Five members of JAS drove down to Monroe County for the annual summer shorebird trip. Each year we pull a DNR permit to allow car access on the dikes of this facility. Our usual shorebird experts were unable to lead the group this year. But since birders live by Blanche DuBois’s maxim that you can “always rely on the kindness of strangers,” we had lots of help from fellow travelers along the dike.
After the usual activity of eagle, cormorant, gulls, & terns observed where the Huron River dumps into Lake Erie, we went into the series of dikes of this complex. It was looking very dry this year, but then one of the canals in the Schlager unit looked promising. There were several shorebird species there but a bit far for us to identify all of them. Among the group were two large sandpipers that could have been godwits, but we were unable to confirm due to distance.

(Steve Jerant)
Looping around to the west we got much better looks at the birds. This was one of the two best spots of the day.

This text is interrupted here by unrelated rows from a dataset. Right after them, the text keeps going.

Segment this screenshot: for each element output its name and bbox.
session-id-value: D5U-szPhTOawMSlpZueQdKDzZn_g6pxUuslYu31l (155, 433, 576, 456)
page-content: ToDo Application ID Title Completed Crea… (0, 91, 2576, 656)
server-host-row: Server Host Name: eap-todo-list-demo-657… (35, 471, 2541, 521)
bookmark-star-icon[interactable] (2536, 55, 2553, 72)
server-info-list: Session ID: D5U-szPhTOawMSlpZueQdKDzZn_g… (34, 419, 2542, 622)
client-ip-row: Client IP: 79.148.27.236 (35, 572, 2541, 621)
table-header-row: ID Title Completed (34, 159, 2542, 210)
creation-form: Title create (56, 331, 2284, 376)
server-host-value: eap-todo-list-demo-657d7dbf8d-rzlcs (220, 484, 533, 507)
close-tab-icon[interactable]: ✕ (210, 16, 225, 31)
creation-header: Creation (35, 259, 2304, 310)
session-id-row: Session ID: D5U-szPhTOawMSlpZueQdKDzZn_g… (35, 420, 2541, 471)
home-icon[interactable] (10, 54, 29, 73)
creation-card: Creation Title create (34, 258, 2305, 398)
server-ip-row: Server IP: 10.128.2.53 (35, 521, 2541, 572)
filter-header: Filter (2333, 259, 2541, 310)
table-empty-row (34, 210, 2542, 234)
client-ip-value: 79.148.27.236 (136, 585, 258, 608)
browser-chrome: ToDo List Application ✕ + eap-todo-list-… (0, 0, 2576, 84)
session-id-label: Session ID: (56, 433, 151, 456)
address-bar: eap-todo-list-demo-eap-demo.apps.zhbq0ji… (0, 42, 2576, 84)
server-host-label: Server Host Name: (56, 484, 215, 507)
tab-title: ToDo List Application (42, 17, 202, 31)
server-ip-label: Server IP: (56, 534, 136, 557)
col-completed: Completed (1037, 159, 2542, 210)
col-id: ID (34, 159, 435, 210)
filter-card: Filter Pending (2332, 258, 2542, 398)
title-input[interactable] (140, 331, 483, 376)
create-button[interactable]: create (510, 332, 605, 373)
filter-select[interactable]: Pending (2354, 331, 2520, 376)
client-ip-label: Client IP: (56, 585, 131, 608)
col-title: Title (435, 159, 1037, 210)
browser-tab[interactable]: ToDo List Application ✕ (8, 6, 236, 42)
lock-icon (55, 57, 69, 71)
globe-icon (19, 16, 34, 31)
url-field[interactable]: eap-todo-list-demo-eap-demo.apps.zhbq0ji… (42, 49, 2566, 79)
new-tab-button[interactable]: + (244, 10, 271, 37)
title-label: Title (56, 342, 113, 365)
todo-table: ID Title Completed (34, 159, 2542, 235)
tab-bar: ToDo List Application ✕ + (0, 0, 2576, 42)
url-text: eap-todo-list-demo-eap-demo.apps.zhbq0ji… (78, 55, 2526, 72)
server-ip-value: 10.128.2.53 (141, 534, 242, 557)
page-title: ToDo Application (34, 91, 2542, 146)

Those two large sandpipers were indeed the Hudsonian Godwits that we had seen earlier. There were also Wilson’s & Red-necked Phalarope, Baird’s, Least and Semipalmated Sandpipers. We got a tip about a very birdy area in Cell 3 in the ‘banana’.
While driving the middle causeway, we saw one of the birds on our watchlist, a Whimbrel. It was doing its best Killdeer impression just walking down the road not bothered by a few thousand pounds of steel coming up on its back.
After lunch we walked into the Cell 3 pond. I’ve never walked on dried mudflat soil like this. Each clay block was free floating and moved a bit when you tread on them. There was an active mudflat with 75 shorebirds and ducks. Here we saw Ruddy Turnstone, Long-billed Dowitcher, Ruddy Turnstone, Buff-breasted Sandpiper, and Pectoral Sandpiper.

Cell 3 dried mudflat underfoot and pond in the distance. (Steve Jerant)
We had been seeing large numbers of American White Pelicans throughput the day. On our way back out we got a good angle to see three groups sitting in one view. I counted about 200.
We observed 60 species including 18 shorebirds, 10 waterfowl, and 10 other wetland species.